To be clear, not everyone is a subscriber. Then again, a large portion of people who don’t pay for Netflix is streaming Squid Game anyway, using someone else’s account–usually a parent, or roommate, or former girlfriend. Some estimates suggest as many as a third of accounts share a password. That means there are as many as 70 million people who are using Netflix without paying.
Instead, Netflix has decided the easier path to growing revenue is to simply charge its existing customers more money for the same service. Eventually, however, there will be a point at which people won’t continue to pay whatever Netflix decides to charge. I have no idea what that amount is, but I’m honestly a big surprised we haven’t reached it already. Netflix has now raised the price of its top plan by $8.00 in the past five years.

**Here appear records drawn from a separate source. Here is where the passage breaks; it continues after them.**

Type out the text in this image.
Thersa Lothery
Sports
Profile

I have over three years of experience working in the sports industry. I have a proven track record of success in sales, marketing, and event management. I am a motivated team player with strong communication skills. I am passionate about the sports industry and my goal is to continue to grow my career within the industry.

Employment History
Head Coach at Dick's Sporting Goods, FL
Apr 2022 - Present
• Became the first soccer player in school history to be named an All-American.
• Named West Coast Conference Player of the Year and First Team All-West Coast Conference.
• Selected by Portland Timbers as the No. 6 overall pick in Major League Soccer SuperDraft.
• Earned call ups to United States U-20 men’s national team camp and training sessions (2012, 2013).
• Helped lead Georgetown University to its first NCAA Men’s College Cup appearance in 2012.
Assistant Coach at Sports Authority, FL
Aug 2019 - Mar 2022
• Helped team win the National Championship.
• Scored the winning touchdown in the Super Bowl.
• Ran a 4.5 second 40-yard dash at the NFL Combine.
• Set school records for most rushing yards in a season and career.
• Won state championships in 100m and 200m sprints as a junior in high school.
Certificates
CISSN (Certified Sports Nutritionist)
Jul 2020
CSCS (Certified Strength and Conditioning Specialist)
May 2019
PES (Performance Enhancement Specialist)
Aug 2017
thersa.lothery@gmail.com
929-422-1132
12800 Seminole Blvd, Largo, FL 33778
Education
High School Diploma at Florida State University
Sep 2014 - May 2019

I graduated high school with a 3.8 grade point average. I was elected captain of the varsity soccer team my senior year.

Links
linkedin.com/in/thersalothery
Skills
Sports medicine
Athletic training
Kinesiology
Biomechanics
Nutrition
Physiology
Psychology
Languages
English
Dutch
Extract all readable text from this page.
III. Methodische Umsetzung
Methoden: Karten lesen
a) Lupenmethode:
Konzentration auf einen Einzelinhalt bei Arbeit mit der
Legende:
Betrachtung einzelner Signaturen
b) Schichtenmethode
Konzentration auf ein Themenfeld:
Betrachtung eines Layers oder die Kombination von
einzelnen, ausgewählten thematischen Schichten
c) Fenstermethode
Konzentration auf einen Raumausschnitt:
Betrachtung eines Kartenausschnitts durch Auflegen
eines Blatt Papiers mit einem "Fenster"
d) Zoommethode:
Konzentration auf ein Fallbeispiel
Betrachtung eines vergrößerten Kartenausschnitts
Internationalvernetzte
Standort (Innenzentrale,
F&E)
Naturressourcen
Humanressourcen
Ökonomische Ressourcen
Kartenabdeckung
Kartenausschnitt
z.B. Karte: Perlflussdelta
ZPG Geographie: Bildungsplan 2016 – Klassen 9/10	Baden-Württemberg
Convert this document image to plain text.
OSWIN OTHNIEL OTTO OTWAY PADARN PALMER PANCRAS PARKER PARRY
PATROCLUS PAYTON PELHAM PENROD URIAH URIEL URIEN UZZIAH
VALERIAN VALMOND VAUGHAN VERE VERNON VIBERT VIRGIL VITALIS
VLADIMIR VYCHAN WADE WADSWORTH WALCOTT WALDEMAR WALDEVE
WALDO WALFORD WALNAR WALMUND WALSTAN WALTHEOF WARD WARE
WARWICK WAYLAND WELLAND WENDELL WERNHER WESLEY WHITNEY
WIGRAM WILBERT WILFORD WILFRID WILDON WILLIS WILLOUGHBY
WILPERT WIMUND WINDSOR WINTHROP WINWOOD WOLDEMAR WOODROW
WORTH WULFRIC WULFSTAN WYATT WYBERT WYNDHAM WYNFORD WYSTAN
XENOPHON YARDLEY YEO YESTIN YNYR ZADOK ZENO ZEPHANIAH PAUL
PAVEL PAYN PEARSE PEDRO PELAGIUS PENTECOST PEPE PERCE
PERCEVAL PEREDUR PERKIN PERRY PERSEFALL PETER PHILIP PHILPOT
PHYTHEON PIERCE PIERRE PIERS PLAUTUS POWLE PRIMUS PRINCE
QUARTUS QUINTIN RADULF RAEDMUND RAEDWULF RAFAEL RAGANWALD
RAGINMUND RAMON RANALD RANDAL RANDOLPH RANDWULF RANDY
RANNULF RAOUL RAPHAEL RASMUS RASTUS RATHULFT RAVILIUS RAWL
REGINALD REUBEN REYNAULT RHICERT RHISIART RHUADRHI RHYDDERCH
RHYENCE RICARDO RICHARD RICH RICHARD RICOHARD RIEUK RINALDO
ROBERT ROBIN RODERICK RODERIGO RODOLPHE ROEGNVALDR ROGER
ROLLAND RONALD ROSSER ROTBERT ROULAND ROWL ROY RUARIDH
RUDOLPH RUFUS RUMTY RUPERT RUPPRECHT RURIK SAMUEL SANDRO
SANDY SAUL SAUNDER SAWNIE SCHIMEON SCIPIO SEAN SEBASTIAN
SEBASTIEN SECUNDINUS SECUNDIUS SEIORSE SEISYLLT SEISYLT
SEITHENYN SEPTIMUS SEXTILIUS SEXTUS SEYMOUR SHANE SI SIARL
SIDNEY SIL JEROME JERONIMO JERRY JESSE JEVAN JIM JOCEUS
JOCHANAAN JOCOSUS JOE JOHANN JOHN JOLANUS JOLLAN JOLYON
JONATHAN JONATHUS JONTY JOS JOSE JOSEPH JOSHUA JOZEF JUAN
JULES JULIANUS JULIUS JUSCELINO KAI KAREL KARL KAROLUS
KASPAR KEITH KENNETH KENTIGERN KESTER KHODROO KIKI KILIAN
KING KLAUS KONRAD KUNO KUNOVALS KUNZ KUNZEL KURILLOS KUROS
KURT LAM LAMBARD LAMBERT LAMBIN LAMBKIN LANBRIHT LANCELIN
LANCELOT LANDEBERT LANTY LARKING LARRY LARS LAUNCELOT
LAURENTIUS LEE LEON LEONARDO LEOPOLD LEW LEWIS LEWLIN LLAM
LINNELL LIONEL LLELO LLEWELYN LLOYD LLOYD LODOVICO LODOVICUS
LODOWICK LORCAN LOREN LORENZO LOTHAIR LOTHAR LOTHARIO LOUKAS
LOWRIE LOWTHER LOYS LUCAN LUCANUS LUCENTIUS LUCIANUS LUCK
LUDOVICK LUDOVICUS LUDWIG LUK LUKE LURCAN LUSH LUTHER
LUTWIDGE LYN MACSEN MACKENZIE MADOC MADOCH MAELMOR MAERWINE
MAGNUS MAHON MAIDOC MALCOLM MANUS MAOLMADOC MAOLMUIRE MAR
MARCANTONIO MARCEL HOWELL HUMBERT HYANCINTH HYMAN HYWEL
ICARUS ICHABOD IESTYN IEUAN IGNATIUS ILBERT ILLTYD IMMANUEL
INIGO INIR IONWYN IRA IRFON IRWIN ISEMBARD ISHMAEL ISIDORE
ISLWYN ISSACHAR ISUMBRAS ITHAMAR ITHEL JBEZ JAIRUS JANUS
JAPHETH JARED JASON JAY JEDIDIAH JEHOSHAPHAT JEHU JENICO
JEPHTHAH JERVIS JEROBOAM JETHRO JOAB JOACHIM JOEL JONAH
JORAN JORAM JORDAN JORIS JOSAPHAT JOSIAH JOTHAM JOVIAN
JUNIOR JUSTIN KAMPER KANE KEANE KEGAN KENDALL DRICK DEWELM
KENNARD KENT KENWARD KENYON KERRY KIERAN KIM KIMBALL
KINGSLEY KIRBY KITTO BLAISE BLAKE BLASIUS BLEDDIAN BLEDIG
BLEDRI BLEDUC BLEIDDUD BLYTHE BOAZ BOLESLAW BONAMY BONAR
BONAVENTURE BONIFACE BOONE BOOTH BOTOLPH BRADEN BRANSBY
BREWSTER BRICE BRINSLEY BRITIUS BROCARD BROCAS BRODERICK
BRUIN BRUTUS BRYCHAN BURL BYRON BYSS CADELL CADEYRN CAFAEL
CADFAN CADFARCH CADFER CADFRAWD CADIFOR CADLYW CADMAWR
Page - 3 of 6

The obvious question is whether Netflix is offering additional value for the higher price. I guess that depends on how you define value. The company isn’t adding any new features to its plans. At the same time, it continues to invest as much, if not more, than its competitors on new content. Still, adding new movies and television shows feels like it should be a given. It’s not really a new feature.
Most of Netflix’s biggest competitors charge far less than it does. Sure, Apple TV+ doesn’t have nearly the library as Netflix, but Apple doesn’t charge you more to watch movies in 4K. Apple is also spending billions to build its own content library, despite only charging $4.99 per month. That’s half of Netflix’s cheapest plan.
I suppose Netflix’s strategy is that it plans to continue raising prices until net growth becomes negative, meaning that more people are dropping the streaming service than signing up. Clearly, the company has a problem with no real solution in sight. It’s the biggest streaming service, with the largest content library, with very few options for growth.
Netflix can only turn up the heat on the proverbial frog (that would be its subscribers), for so long before some of them decide they’re not sticking around any longer. Is anyone going to pay $20 per month for Netflix’s mid-tier plan? At this rate, we’re only a few years from finding out.
Netflix says the change in pricing is effective immediately for new customers and will be phased in for existing customers. The company says it will notify current customers at least 30 days before they are charged the new price.